US Steel Delays Deal With Nippon; Atlas Lithium Secures New Financing; ATI Completes Expansion And More: Friday's Top Mining Stories

Zinger Key Points
  • U.S. Steel and Nippon Steel consider delaying $14.1 billion deal to second half of 2024 due to political resistance.
  • Atlas Lithium investments and supply agreements to finance its initial $49.5 million production costs.

Top Stories for April 12, 2024:

1. U.S. Steel X and Nippon Steel are considering delaying the closure of their $14.1 billion deal until the second half of 2024 due to political resistance and ongoing investigations. 

Initially expected to close by mid-2024, the deal faces opposition from the United Steelworkers and President Joe Biden, with a national security review potentially extending into 2025. 

Additionally, the Justice Department has launched an extended antitrust investigation into the acquisition.

2. Atlas Lithium ATLX secured investments and supply agreements with Chengxin Lithium Group and Yahua Industrial Group, key suppliers to Tesla TSLA, BYD BYDDF and LG LGEIY.

These partnerships achieved Atlas’s initial $49.5 million production costs. 

The company will accelerate its production using modular DMS technology and outsourcing, with a Brazil-based phase 1 DMS plant set to start in Q4 2024.

Also Read: Iron Ore Surge Boosts Australian Dollar As Rio Tinto Invests in Innovation

3. ATI ATI celebrated the completion of its advanced Vandergrift Operations expansion, marking a major step in transforming its Specialty Rolled Products to lead in titanium and nickel-based alloys. 

This consolidation will boost production of high-value materials, enhancing attributes like thickness and coil size with the world’s shortest lead times. 

The facility features a new 200-foot tall bright anneal line with cutting-edge controls, enhancing ATI's capabilities in aerospace and defense material production.

4. Argan AGX reported fiscal 2024 results, with consolidated revenues rising 26% to $573.3 million and EBITDA up 7% to $51.3 million.

Argan is optimistic about new opportunities in renewable and natural gas projects, driven by growing energy demands from data centers and electric vehicles. 

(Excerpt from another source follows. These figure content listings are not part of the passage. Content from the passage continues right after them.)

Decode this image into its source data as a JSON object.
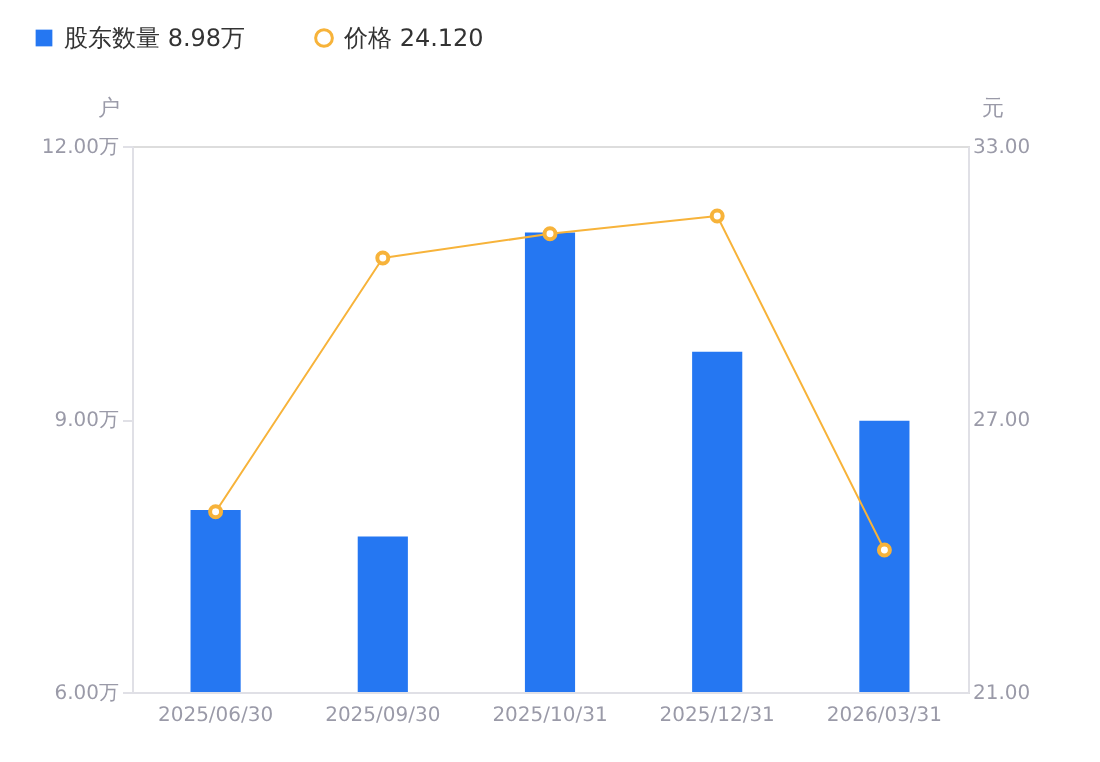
{
  "chart_data": {
    "type": "bar",
    "categories": [
      "2025/06/30",
      "2025/09/30",
      "2025/10/31",
      "2025/12/31",
      "2026/03/31"
    ],
    "series": [
      {
        "name": "股东数量 8.98万",
        "color": "#2577f2",
        "values": [
          8.0,
          7.71,
          11.05,
          9.74,
          8.98
        ]
      },
      {
        "name": "价格 24.120",
        "type": "line",
        "axis": "y2",
        "color": "#f7b33a",
        "marker": "circle",
        "values": [
          24.96,
          30.54,
          31.07,
          31.46,
          24.12
        ]
      }
    ],
    "ylabel": "户",
    "y2label": "元",
    "ylim": [
      6,
      12
    ],
    "yticks": [
      {
        "value": 6,
        "label": "6.00万"
      },
      {
        "value": 9,
        "label": "9.00万"
      },
      {
        "value": 12,
        "label": "12.00万"
      }
    ],
    "y2lim": [
      21,
      33
    ],
    "y2ticks": [
      {
        "value": 21,
        "label": "21.00"
      },
      {
        "value": 27,
        "label": "27.00"
      },
      {
        "value": 33,
        "label": "33.00"
      }
    ],
    "grid": false,
    "legend": "top left"
  }
}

Despite challenges, including a $13.6 million loss related to the Kilroot Power Station project in Northern Ireland, the company remains positive about its market position and capabilities in energy facility construction and support. 

Fourth quarter revenues grew 38.5% year-over-year to $164.6 million, with gross profit at $23.6 million, despite losses from nearing completion projects like Kilroot.  The fourth quarter also saw project backlogs increase to $757 million.